Press Talk: Of auto love and tough questions
Saturday, June 23, 2012
There's always something special about your first love.
The relationship is new and exciting and when you really get rolling, well, there's nothing quite like it.
Oh, we're talking about cars, right? Why, yes, we are.
First, I should say I am not a car guy. I've been driving around the same beat-up '86 Honda Prelude since '86.
And all I know is how to change the oil. Well, technically all I know is how to ask a guy to change the oil.
Before that Prelude was my 1975 love, a Plymouth Duster. Got 'er in '75 when I landed my first reporting job.
What a beaut. But when the floorboard finally rusted out in '86 because of all of the salt in coastal Florida, I gave it to my sister for a few bucks.
Miss that Duster.
• • •
I've already established I don't know an axle shaft from a camshaft but that doesn't mean I don't like gawking.
So I found myself out at the Beaches Summertime Cruisin' car show Wednesday at Portland International Raceway.
Every Wednesday during summer Mark Matthias, owner of Beaches restaurant in Vancouver, puts this thing on.
I always keep my eye out for the two cars I've had.
Preludes? I suspect it will be a long, long time before I see one of those. But Dusters, now come on man!
Then this Wednesday, as I moseyed toward the back end of a long line of cars, it was there. A Duster. Not sure what year it was.
I stood for a moment. Even touched its rear end. Those were the days.

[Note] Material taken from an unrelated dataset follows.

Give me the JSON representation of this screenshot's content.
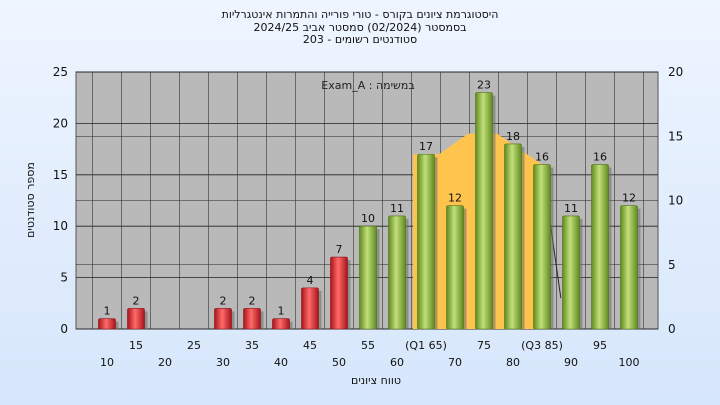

Have you run into your first love lately? You might just find it at the car show.
Speaking of shows, what about no-shows? As in politicians.
It's the political season. For most of us that means tuning in or tuning out the noise.
For a few of us here at The Columbian it means setting up editorial board meetings with the candidates.
Most politicians are good people and good sports. They understand the drill and know they often will get asked tough questions by the board.
Hey, if you can't stand the heat, get out of the game.
On occasion some politicians will decline our invitation to meet. This week, for example, Republicans Tom Mielke -- the incumbent county commissioner -- and one challenger, Darren Wertz, both opted to stay away. Democrats Joe Tanner and Ron Barca showed up as did Bob Freund.
It's their choice, of course, but I think it says something when candidates don't show.
Recently I had two liberal elected officials tell me they felt the questions I was asking them were "loaded."
Of course the word "loaded" is well, loaded. I countered that I was asking them probing, tough questions.
I'm not suggesting conservatives or liberals should love tough questions. But I am suggesting they should accept them as part of the dynamic give-and-take in our democratic society.
Being a public official is difficult. Very difficult. And a part of that difficulty is being held accountable. Often with tough questions.